Oh Yeah, I Forgot...

A friend told me that she actually knew of a reader (thank you, thank you) who has been waiting for months (Such patience! Such loyalty!) to hear how that darn pork roast turned out. I remember it well, even though many meals have been plopped down on my table since.

It was horrible, like cardboard.

Michael Pollan’s latest actually sheds some light on the pork loin problem. With our “lipophobia” (fear of fats) that came out of the ’77 and ’82 dietary guidelines from the National Academy of Sciences, we began to breed for leaner pigs. They became “The Other White Meat.” But it seems my high school home ec. teacher had it right: the flavor is in the fat, and that’s why the Prime steaks at Fairway have gorgeous marbling and taste like heaven (if red meat is your thing). Note that three of us share one small steak, so as red meat consumers we’re not at the top of the charts.

Since the March Madness of the pork loin debacle, I have been a champion of the pork shoulder. It’s cheap, difficult to botch, and oh my does it taste good.

One time I put a whole boneless roast in the slow cooker along with some celery, carrots, cannelloni beans, and a big can of tomatoes. I think I made a sauce of some of the veggies and juices after it all cooked for 6 hours and the meat was all falling apart. We were happily heating that dish up for a couple of days.

When I was in Sacramento last summer and under the tutelage of Iron Chef Maurice, I raided his cookbooks, xeroxing every good thing I could find. Many of these were from Rick Bayless’ Mexican Everyday, a book Maurice swears by. This past Sunday I made Puerco y Papas al Gujillo, which translates into Guajillo Spiced Pork and Potatoes. It was a revelation.

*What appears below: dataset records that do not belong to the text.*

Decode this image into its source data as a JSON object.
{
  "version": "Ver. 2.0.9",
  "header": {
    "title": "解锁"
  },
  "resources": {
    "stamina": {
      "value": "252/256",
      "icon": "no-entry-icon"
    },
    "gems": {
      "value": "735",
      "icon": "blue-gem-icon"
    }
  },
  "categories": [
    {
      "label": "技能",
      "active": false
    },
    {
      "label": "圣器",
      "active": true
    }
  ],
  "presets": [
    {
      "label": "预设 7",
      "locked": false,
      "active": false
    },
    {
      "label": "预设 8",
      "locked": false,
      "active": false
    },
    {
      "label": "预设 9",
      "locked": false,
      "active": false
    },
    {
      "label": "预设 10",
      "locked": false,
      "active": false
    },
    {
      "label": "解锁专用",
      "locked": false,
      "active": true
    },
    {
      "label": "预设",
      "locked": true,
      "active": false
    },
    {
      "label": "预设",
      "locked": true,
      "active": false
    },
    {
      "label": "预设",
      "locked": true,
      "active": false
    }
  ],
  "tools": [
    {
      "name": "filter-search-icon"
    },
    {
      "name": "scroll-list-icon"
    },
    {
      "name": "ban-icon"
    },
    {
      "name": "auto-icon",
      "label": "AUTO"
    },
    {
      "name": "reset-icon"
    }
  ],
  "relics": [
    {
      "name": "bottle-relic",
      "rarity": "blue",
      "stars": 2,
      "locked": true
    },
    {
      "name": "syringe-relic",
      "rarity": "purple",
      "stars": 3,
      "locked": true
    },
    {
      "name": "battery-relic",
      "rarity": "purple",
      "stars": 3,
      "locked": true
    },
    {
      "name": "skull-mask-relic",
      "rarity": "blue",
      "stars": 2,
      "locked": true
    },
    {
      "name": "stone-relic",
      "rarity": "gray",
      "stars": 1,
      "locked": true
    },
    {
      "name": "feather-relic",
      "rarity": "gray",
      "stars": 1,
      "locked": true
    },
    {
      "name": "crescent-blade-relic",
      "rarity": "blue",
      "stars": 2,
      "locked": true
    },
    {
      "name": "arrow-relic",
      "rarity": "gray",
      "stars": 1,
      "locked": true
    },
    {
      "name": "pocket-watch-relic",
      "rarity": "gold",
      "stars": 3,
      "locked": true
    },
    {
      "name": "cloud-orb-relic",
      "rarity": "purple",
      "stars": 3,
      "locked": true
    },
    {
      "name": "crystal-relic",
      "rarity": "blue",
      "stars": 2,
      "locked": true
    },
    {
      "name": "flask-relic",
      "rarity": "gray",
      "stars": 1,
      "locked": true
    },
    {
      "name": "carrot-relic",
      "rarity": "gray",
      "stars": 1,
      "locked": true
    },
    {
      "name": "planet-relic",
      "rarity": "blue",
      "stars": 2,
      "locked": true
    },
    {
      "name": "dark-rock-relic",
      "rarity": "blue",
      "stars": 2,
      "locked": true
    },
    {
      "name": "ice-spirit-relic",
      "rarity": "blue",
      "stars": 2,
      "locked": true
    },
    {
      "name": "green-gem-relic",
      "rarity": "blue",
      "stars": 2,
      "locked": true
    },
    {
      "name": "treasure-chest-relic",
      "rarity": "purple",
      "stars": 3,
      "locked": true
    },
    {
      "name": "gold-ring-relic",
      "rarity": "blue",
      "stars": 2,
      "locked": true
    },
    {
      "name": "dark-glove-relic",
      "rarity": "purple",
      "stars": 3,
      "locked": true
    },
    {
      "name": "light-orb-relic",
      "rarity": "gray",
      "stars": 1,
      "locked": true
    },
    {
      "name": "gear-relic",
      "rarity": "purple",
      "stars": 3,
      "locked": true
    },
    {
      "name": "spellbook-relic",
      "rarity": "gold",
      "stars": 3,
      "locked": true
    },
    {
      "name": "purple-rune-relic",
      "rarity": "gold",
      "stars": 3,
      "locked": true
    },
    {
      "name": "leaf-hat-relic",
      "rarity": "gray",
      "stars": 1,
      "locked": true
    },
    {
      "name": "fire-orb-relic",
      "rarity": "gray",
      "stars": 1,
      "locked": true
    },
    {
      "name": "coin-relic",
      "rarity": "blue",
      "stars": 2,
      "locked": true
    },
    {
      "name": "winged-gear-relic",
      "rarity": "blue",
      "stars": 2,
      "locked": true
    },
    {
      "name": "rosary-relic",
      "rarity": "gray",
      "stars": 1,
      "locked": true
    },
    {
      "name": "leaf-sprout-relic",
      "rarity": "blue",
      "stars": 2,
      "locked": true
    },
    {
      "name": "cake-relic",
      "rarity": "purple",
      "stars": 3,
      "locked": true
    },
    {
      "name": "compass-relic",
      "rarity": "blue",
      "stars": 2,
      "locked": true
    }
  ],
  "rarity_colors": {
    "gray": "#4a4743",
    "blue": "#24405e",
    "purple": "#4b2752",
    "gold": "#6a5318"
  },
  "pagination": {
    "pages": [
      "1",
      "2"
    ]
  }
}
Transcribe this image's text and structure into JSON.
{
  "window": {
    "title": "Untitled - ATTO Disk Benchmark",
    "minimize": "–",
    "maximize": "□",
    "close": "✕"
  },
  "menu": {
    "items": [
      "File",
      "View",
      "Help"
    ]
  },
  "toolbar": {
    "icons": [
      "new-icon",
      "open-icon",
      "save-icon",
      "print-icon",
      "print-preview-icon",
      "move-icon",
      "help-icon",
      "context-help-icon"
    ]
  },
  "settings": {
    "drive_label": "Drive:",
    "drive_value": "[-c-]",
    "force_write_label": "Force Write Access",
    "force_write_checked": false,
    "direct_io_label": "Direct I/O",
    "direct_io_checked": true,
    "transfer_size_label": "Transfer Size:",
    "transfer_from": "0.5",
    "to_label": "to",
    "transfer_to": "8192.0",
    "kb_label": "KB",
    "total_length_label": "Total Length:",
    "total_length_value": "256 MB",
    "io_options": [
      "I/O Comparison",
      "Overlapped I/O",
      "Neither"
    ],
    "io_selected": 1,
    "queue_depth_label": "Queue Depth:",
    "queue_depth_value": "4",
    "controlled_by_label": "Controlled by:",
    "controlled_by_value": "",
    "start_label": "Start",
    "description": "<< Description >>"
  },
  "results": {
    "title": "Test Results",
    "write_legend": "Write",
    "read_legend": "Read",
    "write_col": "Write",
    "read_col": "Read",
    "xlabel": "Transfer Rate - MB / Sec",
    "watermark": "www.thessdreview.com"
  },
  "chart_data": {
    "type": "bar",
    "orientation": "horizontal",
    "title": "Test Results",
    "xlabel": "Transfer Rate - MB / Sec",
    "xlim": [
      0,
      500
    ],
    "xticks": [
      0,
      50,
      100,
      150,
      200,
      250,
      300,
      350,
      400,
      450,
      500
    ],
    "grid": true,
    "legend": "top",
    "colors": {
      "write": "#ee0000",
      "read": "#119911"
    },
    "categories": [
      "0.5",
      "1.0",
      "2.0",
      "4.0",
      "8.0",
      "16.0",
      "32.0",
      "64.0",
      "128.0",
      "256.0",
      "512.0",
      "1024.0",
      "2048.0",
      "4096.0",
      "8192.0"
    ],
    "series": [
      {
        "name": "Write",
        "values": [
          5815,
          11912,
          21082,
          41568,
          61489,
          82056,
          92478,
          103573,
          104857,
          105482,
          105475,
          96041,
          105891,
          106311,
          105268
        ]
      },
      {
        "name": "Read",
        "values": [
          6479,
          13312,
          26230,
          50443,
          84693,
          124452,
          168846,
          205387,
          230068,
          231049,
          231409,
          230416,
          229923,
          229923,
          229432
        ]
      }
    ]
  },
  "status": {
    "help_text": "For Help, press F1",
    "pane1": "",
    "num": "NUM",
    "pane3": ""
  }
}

The deceiving thing about slow cookers is that it’s easy to confuse them with the Ron Popeil philosophy of cooking: “Set It and Forget It.” You usually can’t just throw everything into the pot, set the timer and go to work. There is usually some kind of prep work (e.g., chopping, sautéing) to do before you can resume your leisure activities. This recipe is no exception. You have to toast the guajillo chilies, puree them with a bunch of ingredients, and strain them over the meat and potatoes. Don’t let me dissuade you, however. It’s about 30 minutes of prep—then you’re free to watch movies, read a book, do a load of laundry, and have a good long phone chat.

It’s a heavy dish; still it’s good for a summer night (like in Mexico). I served it with black beans, tortillas and corn one night, escarole salad on the next.

Puerco Y Papas al Guajillo
(from Bayless’ Mexican Everyday)

Serves 6

1 1/2 pounds red skin or Yukon Gold potatoes, each cut into 6 wedges
1 1/2 – 2 pounds boneless pork shoulder, cubed (I used 1 1/2” cubes)
2 oz (about 8) dried guajillo chilies (stemmed, seeded, and torn so they lie flat)
1 – 15oz can diced tomatoes
4 garlic cloves, peeled and halved
2 tsp dried oregano
2 Tbs Worcestershire sauce
1/2 C (loosely packed) chopped cilantro for garnish
1/2 C diced white onion

1. Set the potatoes over bottom of slow cooker and top with pork.
2. Heat med. (8-inch) skillet over medium heat. When it is hot, toast the chilies – about 10 seconds per side. Any smoke means they are burning. Put in blender.
3. Add tomatoes w/ juice, garlic, oregano, Worcestershire, a generous 1 1/2 tsp. Salt, and 1 1/2 C water. Blend until as smooth as possible. Strain mixture through a medium-mesh sieve directly into slow cooker, over meat and potatoes. Stir to mix.
4. Put on lid and set to slow-cook on high for 6 hours. (It can keep on “warm” for 4 hours after cooked.)
5. Stir when done, add water if sauce seems too thick. Add salt if you think it needs it.
6. Serve in bowls with cilantro and onion on top.

Note: You can also do this in a Dutch oven at 300 degrees for 2 -1/2 to 3 hours.